Saturday, February 3, 2024

Lorelei Quilt: Lesson 1 Center Pinwheel

Lorelei: Lesson 1 Center Pinwheel

Tools: I used the Creative Grids Flying Geese & 45/90 Degree Triangle Ruler to make this quilt. I believe this to be an indispensable ruler for any quilter, but there are many similar rulers you may already own. This ruler trims the upper point off the triangle. You may use any similar ruler or the corner of any square ruler by allowing it to hang over the fabric strip. 

*An accurate 1/4" seam allowance is important with all piecing. Test your machine so you know the sweet spot. As you add seams to a block you may need to compensate with a slightly smaller seam allowance as you go. That may only be a thread's width. Don't be afraid to rip and re-do. 

**Pressing: Press each set of units as you finishing chain stitching them. I use a dry iron for pieces with bias as steam distorts.

Lorelei may appear more complicated than it is. Let's break the block down into a 9 sub-blocks. The entire block is 15" finished, and each of the 9 sub-blocks are 5" finished. There are only 3 different sub-blocks within the block. If you master 3 sub-blocks, you've got the whole quilt! 

The pinwheel is the center of the block, and spins in a clockwise direction. There are dark and medium fabrics for the pinwheel, and a light background fabric. Whatever fabrics you choose, think in terms of these values. 

You will need these pieces for the pinwheel. 4 quarter square triangles (QST) each of light, medium and dark fabrics, and 4 background rectangles at 1 1/4" x 3 1/2".


Cut a 1 3/4" strip of fabric, and using either the Creative Grids ruler or your own ruler, cut the needed QSTs.

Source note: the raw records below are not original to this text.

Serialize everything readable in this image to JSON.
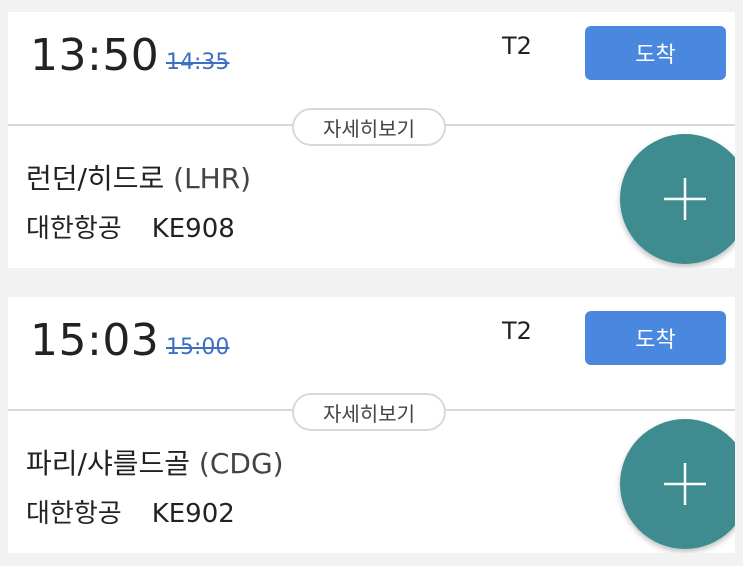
{
  "flights": [
    {
      "time": "13:50",
      "scheduled_time": "14:35",
      "terminal": "T2",
      "status_label": "도착",
      "details_label": "자세히보기",
      "destination": "런던/히드로",
      "airport_code": "(LHR)",
      "airline": "대한항공",
      "flight_number": "KE908",
      "add_icon": "plus-icon"
    },
    {
      "time": "15:03",
      "scheduled_time": "15:00",
      "terminal": "T2",
      "status_label": "도착",
      "details_label": "자세히보기",
      "destination": "파리/샤를드골",
      "airport_code": "(CDG)",
      "airline": "대한항공",
      "flight_number": "KE902",
      "add_icon": "plus-icon"
    }
  ],
  "colors": {
    "status_button": "#4a88e0",
    "fab": "#3e8c90",
    "strikethrough_time": "#3d6fc4",
    "divider": "#d9d9d9"
  }
}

You may find the EQ8 measurements helpful if you are using a different ruler.  

Pair the dark and light QST as shown to create 4 units. Place right sides together and sew. You will increase your success by feeding the triangle pair into your machine from the flat side of the unit. Sewing the triangle tip first will often cause you problems as it becomes sucked down into your needle plate. Press unit toward the dark fabric.

Pair the medium triangle with the light rectangle, right sides together matching at straight edge, and sew. Again, sew from the flat edge. Press toward the dark fabric.

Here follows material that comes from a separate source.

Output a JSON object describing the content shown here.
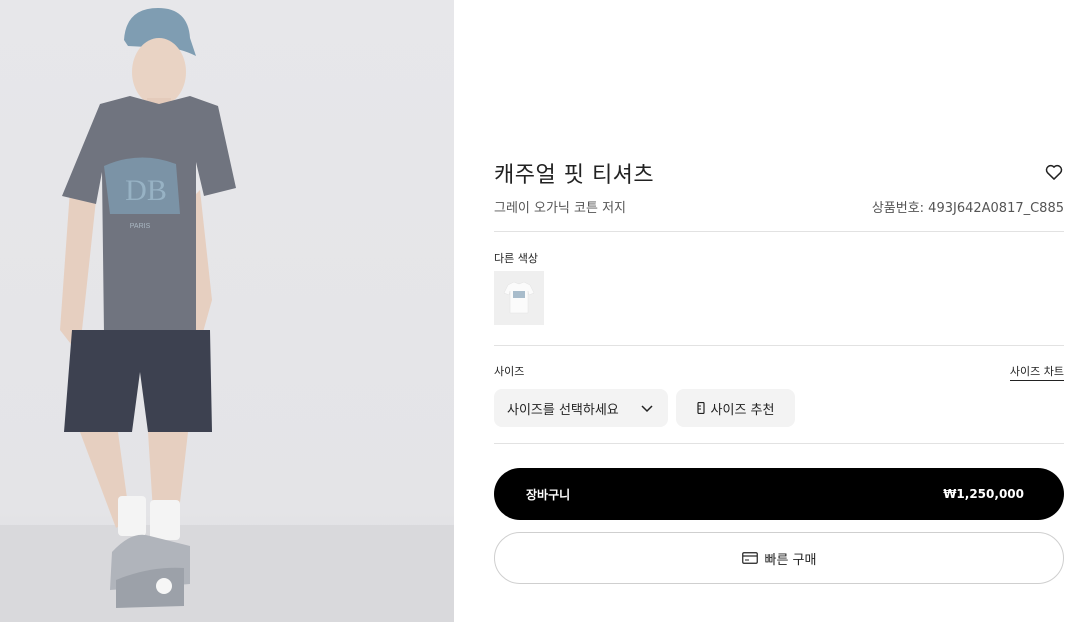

Trim each of the 4 medium value triangles as shown. 

Snip the tiny point off the end of the triangle to help in the next sewing step.

Align and trim each of the units above while snipping off dog ears.

Pair units as shown.

Pin well. You're working with a lot of bias edges. Using the first snip as a guide, snip the other piece to match. This gives you a flat edge to feed into your machine. Sew right sides together. Press toward dark fabric.

Measure and trim each unit to 3". Snip dog ears.

This may be all I trim on each unit, but it's important if you want the end block to be very square with all tips showing.

Position pieces as shown. Match 2 pairs right sides together and sew. Repeat with last pairs. 

Press seams as shown. A rule of thumb is all seams toward the darkest fabric. Spin your pinwheel center so it lays flat. You may need to snip a few threads. 

Your end result with all points showing. Press from the right side.

Trim one last time.

Two more sub-blocks to go, and both just as simple. I'll post the next tutorial in a few days. Happy sewing!

. Come on, Doxie girls.
Let's go sew.

1 comment:

  1. Well, look at this! Blogger is going to allow me the privilege of commenting today. Do wonders never cease? This is a well thought out tutorial. It entices me to try to make this block just to see how it turns out. Sometimes, making a practice block leads to all kinds of new and wonderful things. Stay well, stay sweet!